- Hotel chain: RIU Hotels & Resorts

General information
- Location: Entertainment District, Toronto, Ontario, Canada, 30 Widmer Street
- Opening: September 2025

Technical details
- Floor count: 23 (hotel portion)

Design and construction
- Architect: BDP Quadrangle
- Developer: Plazacorp Investments Limited

Other information
- Number of rooms: 352

Website
- www.riu.com/en/hotel/canada/toronto/hotel-riu-plaza-toronto

= Hotel Riu Plaza Toronto =

Hotel in Toronto, Canada

The Hotel Riu Plaza Toronto is a four-star hotel in the Entertainment District of Downtown Toronto, Ontario, Canada. Opened in September 2025, it was the first Canadian property operated by RIU Hotels & Resorts and has 352 rooms. The hotel's 23-floor component occupies the lower part of the northern tower of the Theatre District Residences development, with condominium units located above it. Designed by BDP Quadrangle, the mixed-use complex comprises two towers and incorporates six heritage row houses on Widmer Street.

==History==

In February 2016, a rezoning application was submitted for the properties at 8–20 Widmer Street. The proposal envisioned a 56-storey residential building and called for the row houses at 10–20 Widmer Street to be dismantled, with their front portions later reconstructed and incorporated into the development. Toronto planning staff recommended refusal of the application, characterizing the proposal as overdevelopment and identifying several heritage concerns.
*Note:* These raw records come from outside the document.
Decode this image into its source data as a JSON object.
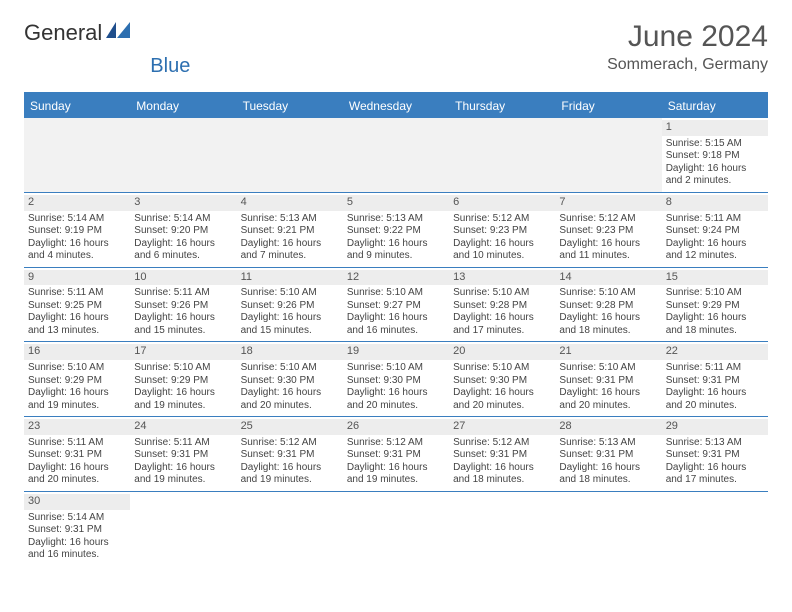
{
  "brand": {
    "general": "General",
    "blue": "Blue"
  },
  "title": "June 2024",
  "location": "Sommerach, Germany",
  "colors": {
    "accent": "#3a7ebf",
    "header_text": "#ffffff",
    "daynum_bg": "#ededed"
  },
  "days_of_week": [
    "Sunday",
    "Monday",
    "Tuesday",
    "Wednesday",
    "Thursday",
    "Friday",
    "Saturday"
  ],
  "weeks": [
    [
      null,
      null,
      null,
      null,
      null,
      null,
      {
        "n": "1",
        "sr": "Sunrise: 5:15 AM",
        "ss": "Sunset: 9:18 PM",
        "dl": "Daylight: 16 hours and 2 minutes."
      }
    ],
    [
      {
        "n": "2",
        "sr": "Sunrise: 5:14 AM",
        "ss": "Sunset: 9:19 PM",
        "dl": "Daylight: 16 hours and 4 minutes."
      },
      {
        "n": "3",
        "sr": "Sunrise: 5:14 AM",
        "ss": "Sunset: 9:20 PM",
        "dl": "Daylight: 16 hours and 6 minutes."
      },
      {
        "n": "4",
        "sr": "Sunrise: 5:13 AM",
        "ss": "Sunset: 9:21 PM",
        "dl": "Daylight: 16 hours and 7 minutes."
      },
      {
        "n": "5",
        "sr": "Sunrise: 5:13 AM",
        "ss": "Sunset: 9:22 PM",
        "dl": "Daylight: 16 hours and 9 minutes."
      },
      {
        "n": "6",
        "sr": "Sunrise: 5:12 AM",
        "ss": "Sunset: 9:23 PM",
        "dl": "Daylight: 16 hours and 10 minutes."
      },
      {
        "n": "7",
        "sr": "Sunrise: 5:12 AM",
        "ss": "Sunset: 9:23 PM",
        "dl": "Daylight: 16 hours and 11 minutes."
      },
      {
        "n": "8",
        "sr": "Sunrise: 5:11 AM",
        "ss": "Sunset: 9:24 PM",
        "dl": "Daylight: 16 hours and 12 minutes."
      }
    ],
    [
      {
        "n": "9",
        "sr": "Sunrise: 5:11 AM",
        "ss": "Sunset: 9:25 PM",
        "dl": "Daylight: 16 hours and 13 minutes."
      },
      {
        "n": "10",
        "sr": "Sunrise: 5:11 AM",
        "ss": "Sunset: 9:26 PM",
        "dl": "Daylight: 16 hours and 15 minutes."
      },
      {
        "n": "11",
        "sr": "Sunrise: 5:10 AM",
        "ss": "Sunset: 9:26 PM",
        "dl": "Daylight: 16 hours and 15 minutes."
      },
      {
        "n": "12",
        "sr": "Sunrise: 5:10 AM",
        "ss": "Sunset: 9:27 PM",
        "dl": "Daylight: 16 hours and 16 minutes."
      },
      {
        "n": "13",
        "sr": "Sunrise: 5:10 AM",
        "ss": "Sunset: 9:28 PM",
        "dl": "Daylight: 16 hours and 17 minutes."
      },
      {
        "n": "14",
        "sr": "Sunrise: 5:10 AM",
        "ss": "Sunset: 9:28 PM",
        "dl": "Daylight: 16 hours and 18 minutes."
      },
      {
        "n": "15",
        "sr": "Sunrise: 5:10 AM",
        "ss": "Sunset: 9:29 PM",
        "dl": "Daylight: 16 hours and 18 minutes."
      }
    ],
    [
      {
        "n": "16",
        "sr": "Sunrise: 5:10 AM",
        "ss": "Sunset: 9:29 PM",
        "dl": "Daylight: 16 hours and 19 minutes."
      },
      {
        "n": "17",
        "sr": "Sunrise: 5:10 AM",
        "ss": "Sunset: 9:29 PM",
        "dl": "Daylight: 16 hours and 19 minutes."
      },
      {
        "n": "18",
        "sr": "Sunrise: 5:10 AM",
        "ss": "Sunset: 9:30 PM",
        "dl": "Daylight: 16 hours and 20 minutes."
      },
      {
        "n": "19",
        "sr": "Sunrise: 5:10 AM",
        "ss": "Sunset: 9:30 PM",
        "dl": "Daylight: 16 hours and 20 minutes."
      },
      {
        "n": "20",
        "sr": "Sunrise: 5:10 AM",
        "ss": "Sunset: 9:30 PM",
        "dl": "Daylight: 16 hours and 20 minutes."
      },
      {
        "n": "21",
        "sr": "Sunrise: 5:10 AM",
        "ss": "Sunset: 9:31 PM",
        "dl": "Daylight: 16 hours and 20 minutes."
      },
      {
        "n": "22",
        "sr": "Sunrise: 5:11 AM",
        "ss": "Sunset: 9:31 PM",
        "dl": "Daylight: 16 hours and 20 minutes."
      }
    ],
    [
      {
        "n": "23",
        "sr": "Sunrise: 5:11 AM",
        "ss": "Sunset: 9:31 PM",
        "dl": "Daylight: 16 hours and 20 minutes."
      },
      {
        "n": "24",
        "sr": "Sunrise: 5:11 AM",
        "ss": "Sunset: 9:31 PM",
        "dl": "Daylight: 16 hours and 19 minutes."
      },
      {
        "n": "25",
        "sr": "Sunrise: 5:12 AM",
        "ss": "Sunset: 9:31 PM",
        "dl": "Daylight: 16 hours and 19 minutes."
      },
      {
        "n": "26",
        "sr": "Sunrise: 5:12 AM",
        "ss": "Sunset: 9:31 PM",
        "dl": "Daylight: 16 hours and 19 minutes."
      },
      {
        "n": "27",
        "sr": "Sunrise: 5:12 AM",
        "ss": "Sunset: 9:31 PM",
        "dl": "Daylight: 16 hours and 18 minutes."
      },
      {
        "n": "28",
        "sr": "Sunrise: 5:13 AM",
        "ss": "Sunset: 9:31 PM",
        "dl": "Daylight: 16 hours and 18 minutes."
      },
      {
        "n": "29",
        "sr": "Sunrise: 5:13 AM",
        "ss": "Sunset: 9:31 PM",
        "dl": "Daylight: 16 hours and 17 minutes."
      }
    ],
    [
      {
        "n": "30",
        "sr": "Sunrise: 5:14 AM",
        "ss": "Sunset: 9:31 PM",
        "dl": "Daylight: 16 hours and 16 minutes."
      },
      null,
      null,
      null,
      null,
      null,
      null
    ]
  ]
}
Among them were the proposed cantilever of the tower above the houses and the plan to dismantle and reconstruct the buildings rather than retain them in place.

A separate rezoning application covered 30 Widmer Street and 309–315 Adelaide Street West. After the City of Toronto did not make a decision on that application, the matter was appealed to the Ontario Municipal Board. In February 2017, the board issued a procedural order providing for a ten-day hearing scheduled to begin on March 20, 2017.

The site at 30 Widmer Street was later incorporated into a settlement approved by Toronto City Council. The revised plans called for a 48-storey mixed-use tower rising above an 11-storey podium at 30 Widmer Street. The hotel was to extend from ground level through the 23rd floor, with residential uses occupying the upper portion of the tower. At 8–20 Widmer Street, a second residential tower was planned above and behind the six existing row houses, which under the revised scheme were to remain in situ.

In May 2018, Toronto's Director of Urban Design recommended approval of alterations to the heritage properties at 10–20 Widmer Street. The recommendation was subject to several conditions, including the preparation of a conservation plan, a heritage lighting plan and an interpretation plan for the properties.

RIU announced its plans for a Toronto hotel in January 2019. The company initially projected that the property would open in 2021 with 353 rooms. At the time, UrbanToronto reported that RIU expected to invest approximately $100 million in the project.

By March 2025, work on the development had reached the finishing stages, and the hotel was expected to open later in the year. The Hotel Riu Plaza Toronto opened in September 2025 with 352 rooms. It became RIU's first hotel in Canada and the twelfth property in the company's urban hotel collection.

==Architecture and heritage==

The Theatre District Residences development was designed by BDP Quadrangle for Plazacorp Investments Limited. The complex consists of a 48-storey mixed hotel-and-residential tower and a 49-storey residential tower, both rising from 11-storey podiums. The northern tower accommodates the hotel on its lower levels and condominium units above, while the southern tower is entirely residential.

A 2018 City of Toronto planning report described the proposed hotel lobby, located at the northern end of the development, as an enclosed space with transparent glazing. The podium was planned with a combination of brick masonry and glazing. Above the 11th storey, the tower was designed to step back from the podium and use contemporary exterior materials, including glazing and metal siding.

Six row houses at 10–20 Widmer Street form part of the development. Built in 1876, the houses were added to the City of Toronto's Inventory of Heritage Properties, now known as the Heritage Register, in 1984. The city's heritage assessment identified them as the earliest surviving examples of row houses with Toronto Bay-and-gable styling in the King-Spadina neighbourhood.

The treatment of the row houses changed substantially from the 2016 proposal. Rather than dismantling and reconstructing them, the revised design retained the houses in their original locations. Their rear portions were to be removed to accommodate the project, while the new construction was positioned above and behind the retained buildings. The row houses were subsequently incorporated into the completed development, and restoration work on them was still underway during the final stages of construction in 2025.

==Facilities==

The hotel's main lobby and a lobby bar are located on the ground floor. A restaurant on the second floor serves a buffet breakfast. Additional facilities include a 24-hour gym and a conference room with capacity for 40 people.

The building incorporates cogeneration plants that produce both electricity and thermal energy. It also uses measures intended to conserve water and reduce waste.

The hotel occupies 23 floors of one of two 49-storey towers, with the remainder of the tower used for housing.